1964. SYL secures majority seats in Assembly elections. However, a split in the party leads to appointment of a new Darod prime minister, Abd ar-Razak Hussein, leaving the party seriously divided.
1967. Shirmake is elected president and forms a government.
1969. Shirmake is assassinated in the course of factional violence; Major General Mohamed Siad Barre of the Supreme Revolutionary Council (SRC) becomes president.
1972. Mass literacy campaign is launched, leading to the adoption of Somali as the national language.
1974. Somalia joins Arab League.
1975. Land is nationalized : farmers receive holdings on 50-year renewable leases from the state.
1976. Under Soviet influence, the Somali Socialist Party is established. Siad Barre restructures the Western Somali Liberation Front (WSLF) and allows it to operate inside Ethiopia in an effort to claim Ethiopian territory.
1977. Somalia and the Soviet Union break off relations when the Soviet Union backs Ethiopia in the ongoing conflict between Somalia and Ethiopia.
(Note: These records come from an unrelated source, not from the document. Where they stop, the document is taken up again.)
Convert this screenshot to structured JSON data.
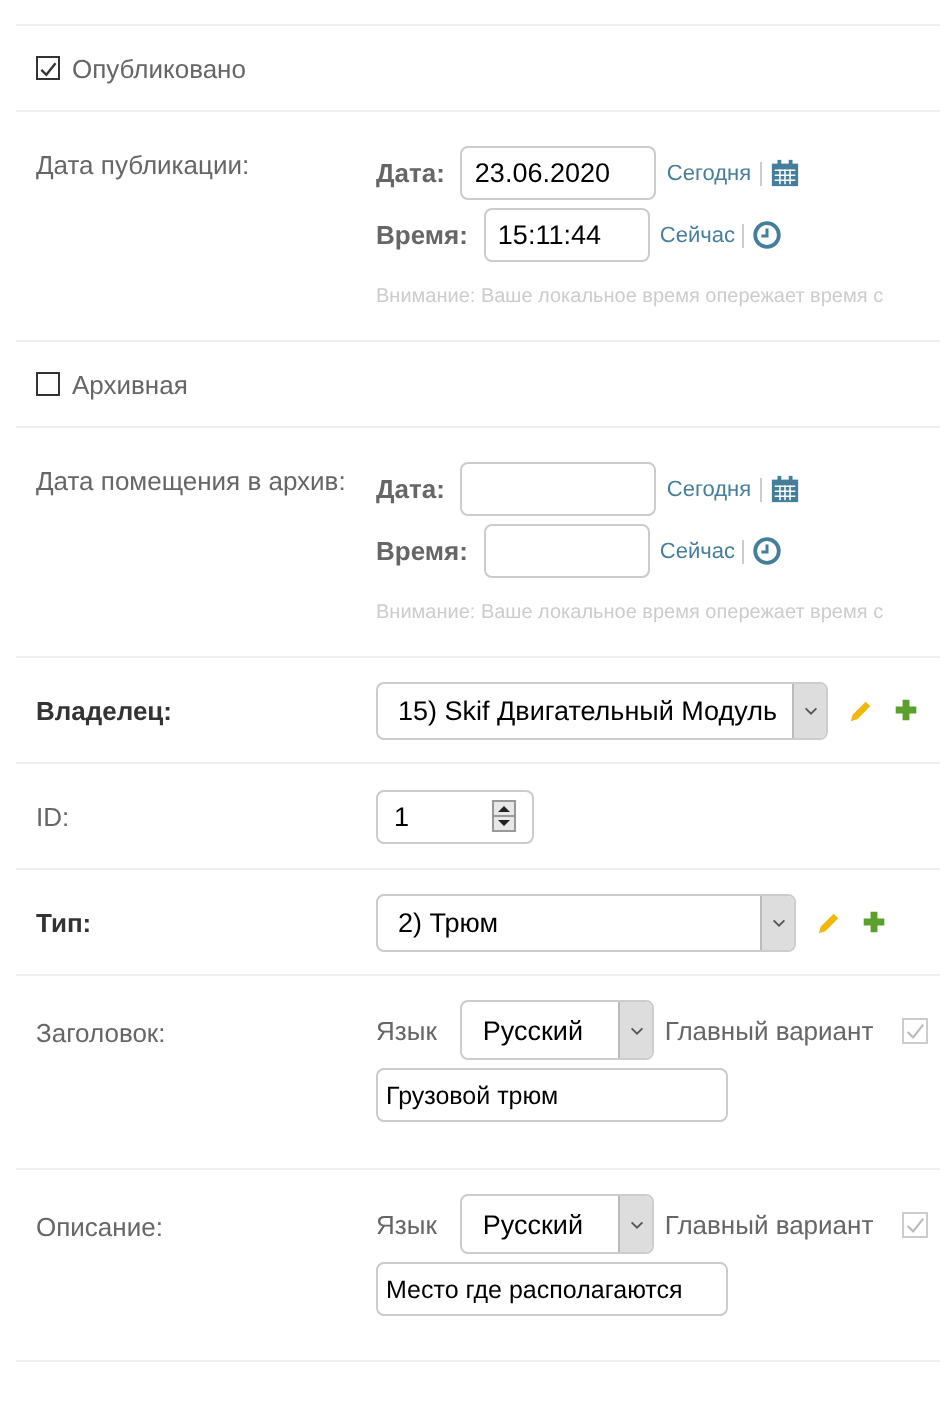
{
  "rows": [
    {
      "kind": "checkbox",
      "label": "Опубликовано",
      "checked": true
    },
    {
      "kind": "datetime",
      "label": "Дата публикации:",
      "required": false,
      "date_label": "Дата:",
      "date_value": "23.06.2020",
      "today_link": "Сегодня",
      "time_label": "Время:",
      "time_value": "15:11:44",
      "now_link": "Сейчас",
      "warning": "Внимание: Ваше локальное время опережает время с"
    },
    {
      "kind": "checkbox",
      "label": "Архивная",
      "checked": false
    },
    {
      "kind": "datetime",
      "label": "Дата помещения в архив:",
      "required": false,
      "date_label": "Дата:",
      "today_link": "Сегодня",
      "time_label": "Время:",
      "now_link": "Сейчас",
      "warning": "Внимание: Ваше локальное время опережает время с"
    },
    {
      "kind": "select",
      "label": "Владелец:",
      "required": true,
      "value": "15) Skif Двигательный Модуль",
      "wide": true
    },
    {
      "kind": "number",
      "label": "ID:",
      "required": false,
      "value": "1"
    },
    {
      "kind": "select",
      "label": "Тип:",
      "required": true,
      "value": "2) Трюм",
      "wide": false
    },
    {
      "kind": "translated",
      "label": "Заголовок:",
      "required": false,
      "lang_label": "Язык",
      "lang_value": "Русский",
      "main_label": "Главный вариант",
      "main_checked": true,
      "text": "Грузовой трюм"
    },
    {
      "kind": "translated",
      "label": "Описание:",
      "required": false,
      "lang_label": "Язык",
      "lang_value": "Русский",
      "main_label": "Главный вариант",
      "main_checked": true,
      "text": "Место где располагаются"
    }
  ]
}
Somali forces retreat from Ethiopia, and Somalia seeks to align itself with Western countries.
1980. The United States is permitted to use air and naval facilities at Berbera.
1986. Siad Barre is re-elected president, but his regime is soon faced with unrest in the northeast and northwest of the country.
1989. Forces opposed to Barre form the United Somali Congress (USC) in exile, in Rome, Italy. The USC military wing, headed by Gen. Mohamed Farah Aideed, sets up base in Ethiopia. Siad Barre announces that opposition parties can contest elections scheduled before the end of 1990 and that he would relinquish power.
1990. After an insurgency in the northwest, the USC captures Mogadishu. Siad Barre flees with the remnants of his army and the USC attempt to take power, but the country descends into clan-based civil war. The self-declared "Republic of Somaliland" declares independence.
1991. A UN force led by the United States tries to establish peace in Mogadishu.
1994. United States withdraws troops after a gunbattle with Somali gunmen leaves hundreds dead or wounded.
1995. The United Nations withdraws from Somalia. General Aideed is elected president by his USC faction but is not recognized by anyone else. Somaliland introduces its own currency.
1996. Aideed is killed by cross-fire during a skirmish. Leadership of USC passes to Aideed's son, Hussein Mohamed Aideed.
1997. Autonomy is declared for the northeastern province of Puntland.
2000. Delegates (excluding any official representatives form Somaliland and Puntland) meet in Djibouti, form a National Transitional Assembly, and elect Abdulkasim Sala Hassan as president, but clan-based fighting continues in Mogadishu.